Siaya Governor James Orengo has delivered a stinging rebuke to the Orange Democratic Movement (ODM) leadership, announcing that the Linda Mwananchi faction will completely boycott the party’s Special Delegates Convention scheduled for March 27 in Nairobi.
Labeling the gathering an “illegal National Delegates Conference (NDC),” Orengo declared the meeting procedurally invalid and unfit for attendance.
“We can’t be part of it because it is an illegal NDC. It has not been properly convened, so we will not be able to attend it,” he told NTV in a hard-hitting interview.
Orengo zeroed in on what he called a fatal flaw: the convention notice was issued by Deputy Secretary General Catherine Omanyo rather than the Secretary General, a step he insists is constitutionally mandatory.
“The special NDC has to be convened by the Chairperson of the party following a resolution of the National Executive Council, or a requisition by delegates,” he explained. “But having been summoned, the National Delegates Convention must be given notice by the Secretary General. That is mandatory.”
He went further, accusing the rival camp of playing “games” with Omanyo’s role—presenting her sometimes as Deputy Secretary General and other times as Acting Secretary General—and using the event to illegally legitimize unelected officials.
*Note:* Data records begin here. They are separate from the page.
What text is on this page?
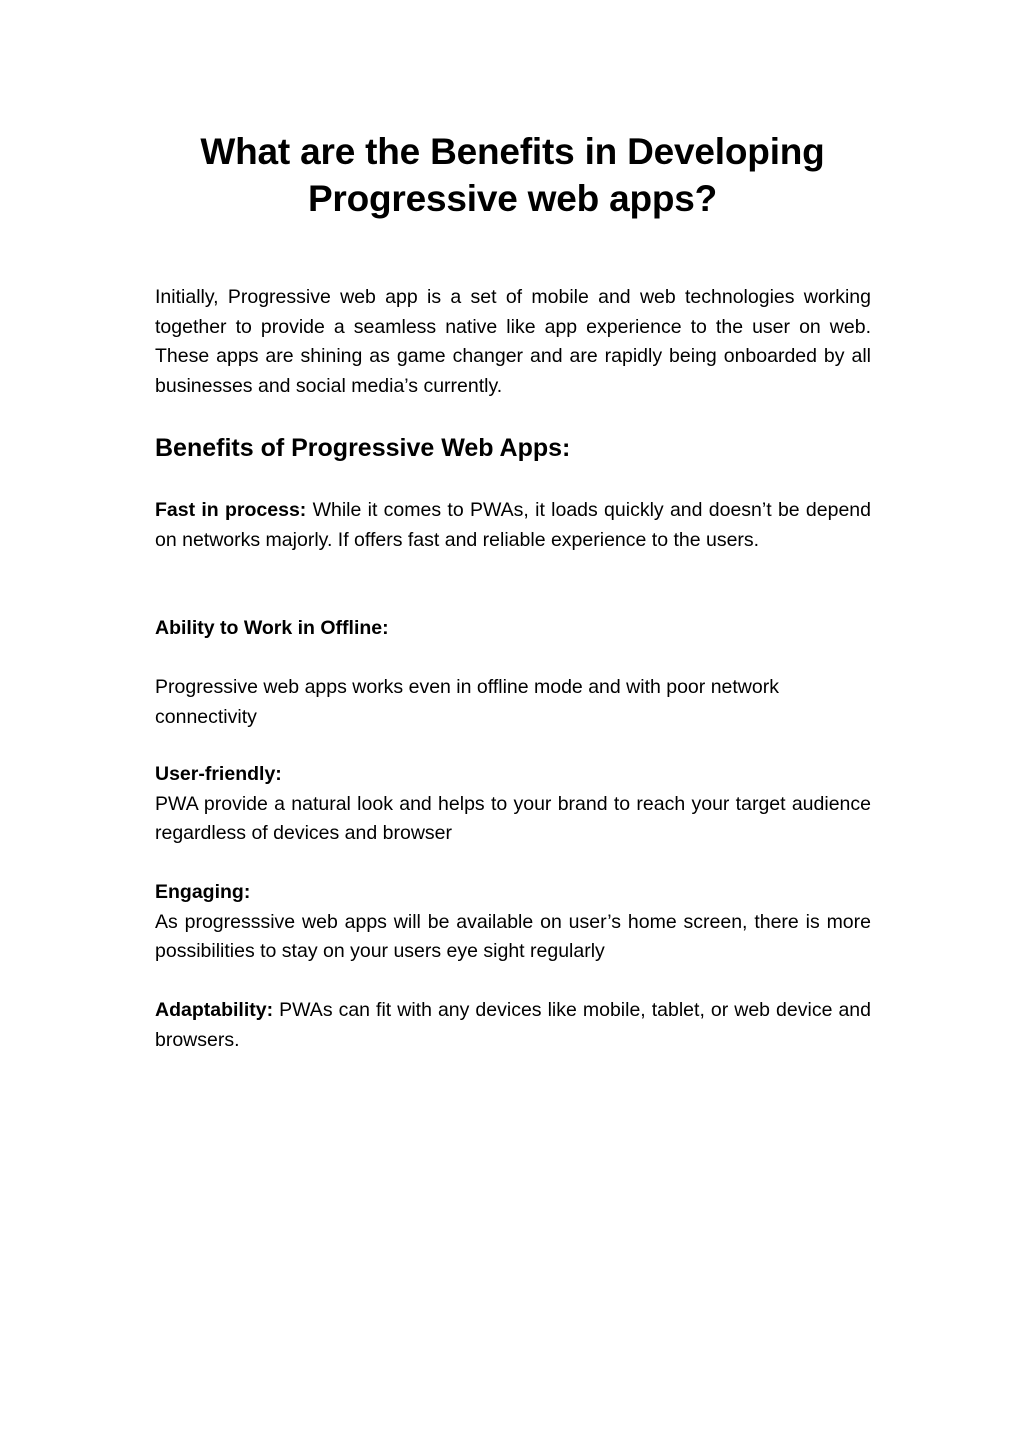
What are the Benefits in Developing
Progressive web apps?

Initially, Progressive web app is a set of mobile and web technologies working together to provide a seamless native like app experience to the user on web. These apps are shining as game changer and are rapidly being onboarded by all businesses and social media’s currently.

Benefits of Progressive Web Apps:

Fast in process: While it comes to PWAs, it loads quickly and doesn’t be depend on networks majorly. If offers fast and reliable experience to the users.

Ability to Work in Offline:

Progressive web apps works even in offline mode and with poor network connectivity

User-friendly:

PWA provide a natural look and helps to your brand to reach your target audience regardless of devices and browser

Engaging:

As progresssive web apps will be available on user’s home screen, there is more possibilities to stay on your users eye sight regularly

Adaptability: PWAs can fit with any devices like mobile, tablet, or web device and browsers.
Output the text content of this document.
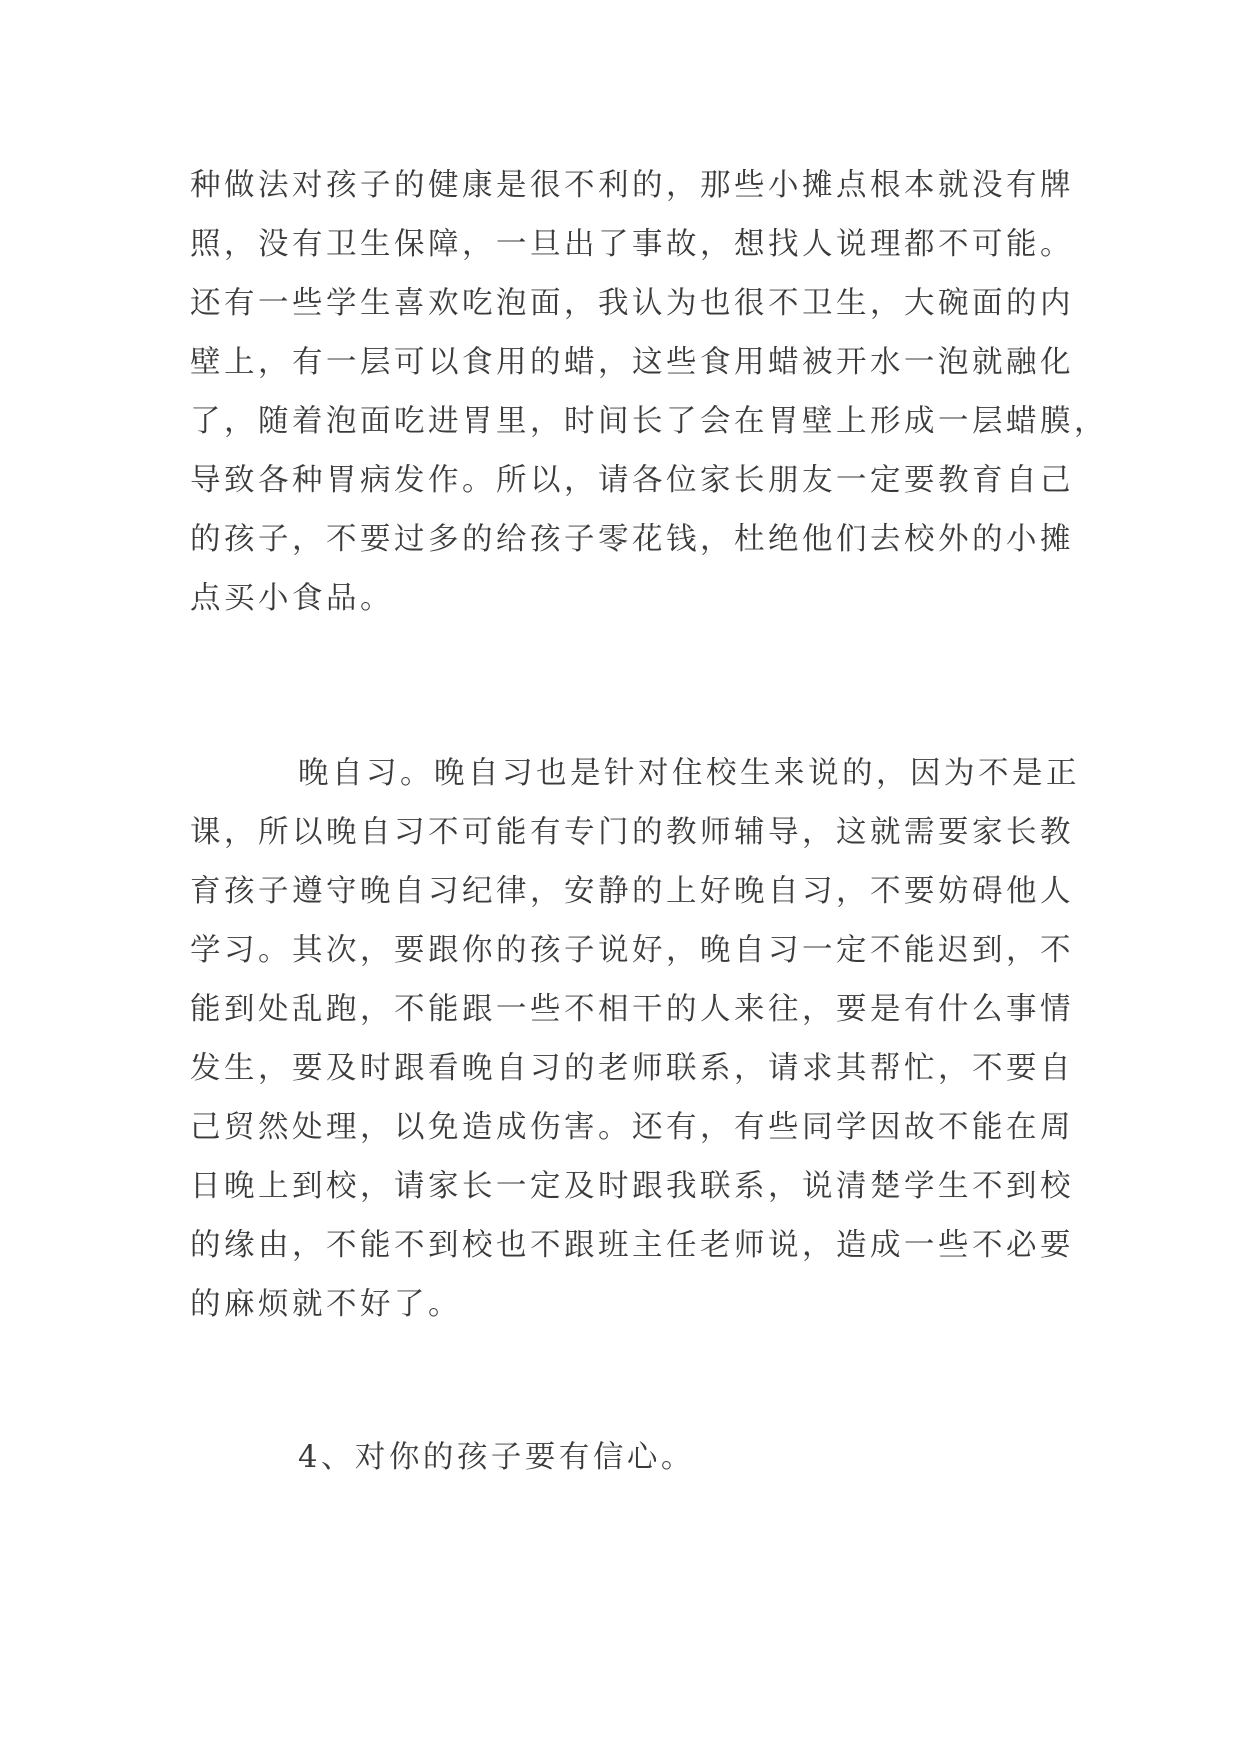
种做法对孩子的健康是很不利的，那些小摊点根本就没有牌
照，没有卫生保障，一旦出了事故，想找人说理都不可能。
还有一些学生喜欢吃泡面，我认为也很不卫生，大碗面的内
壁上，有一层可以食用的蜡，这些食用蜡被开水一泡就融化
了，随着泡面吃进胃里，时间长了会在胃壁上形成一层蜡膜，
导致各种胃病发作。所以，请各位家长朋友一定要教育自己
的孩子，不要过多的给孩子零花钱，杜绝他们去校外的小摊
点买小食品。
晚自习。晚自习也是针对住校生来说的，因为不是正
课，所以晚自习不可能有专门的教师辅导，这就需要家长教
育孩子遵守晚自习纪律，安静的上好晚自习，不要妨碍他人
学习。其次，要跟你的孩子说好，晚自习一定不能迟到，不
能到处乱跑，不能跟一些不相干的人来往，要是有什么事情
发生，要及时跟看晚自习的老师联系，请求其帮忙，不要自
己贸然处理，以免造成伤害。还有，有些同学因故不能在周
日晚上到校，请家长一定及时跟我联系，说清楚学生不到校
的缘由，不能不到校也不跟班主任老师说，造成一些不必要
的麻烦就不好了。
4、对你的孩子要有信心。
“They want to illegally endorse certain officials who have never been elected by the National Delegates Convention,” Orengo charged. “They want, by acclamation, for those people to be pronounced as national officials.”
The boycott highlights the explosive divide tearing ODM apart. The Linda Ground faction, closely associated with party leader Dr. Oburu Oginga, is reportedly open to cooperating with President William Ruto’s United Democratic Alliance ahead of the 2027 General Election.
In sharp contrast, the Linda Mwananchi group—led by figures including Nairobi Senator Edwin Sifuna, Embakasi East MP Babu Owino, and Orengo himself—insists ODM must remain a fierce opposition force with no compromise or rapprochement with the ruling coalition.
Tensions boiled over after the controversial removal of Sifuna as Secretary General. Orengo revealed the decision has been challenged in court and legally stayed.
“As we speak, Edwin Sifuna is still the Secretary General of ODM,” he asserted.
Despite the bitter feud, Orengo firmly ruled out any plan to abandon ODM and form a new party.
“We are not going to register another party. We are members of ODM, we will remain members of ODM, we will fight from within the party,” he declared.
With the March 27 convention fast approaching, the standoff has placed ODM at a critical crossroads. The outcome could either fracture the party beyond repair or force a reckoning that redefines its direction and leadership heading into 2027.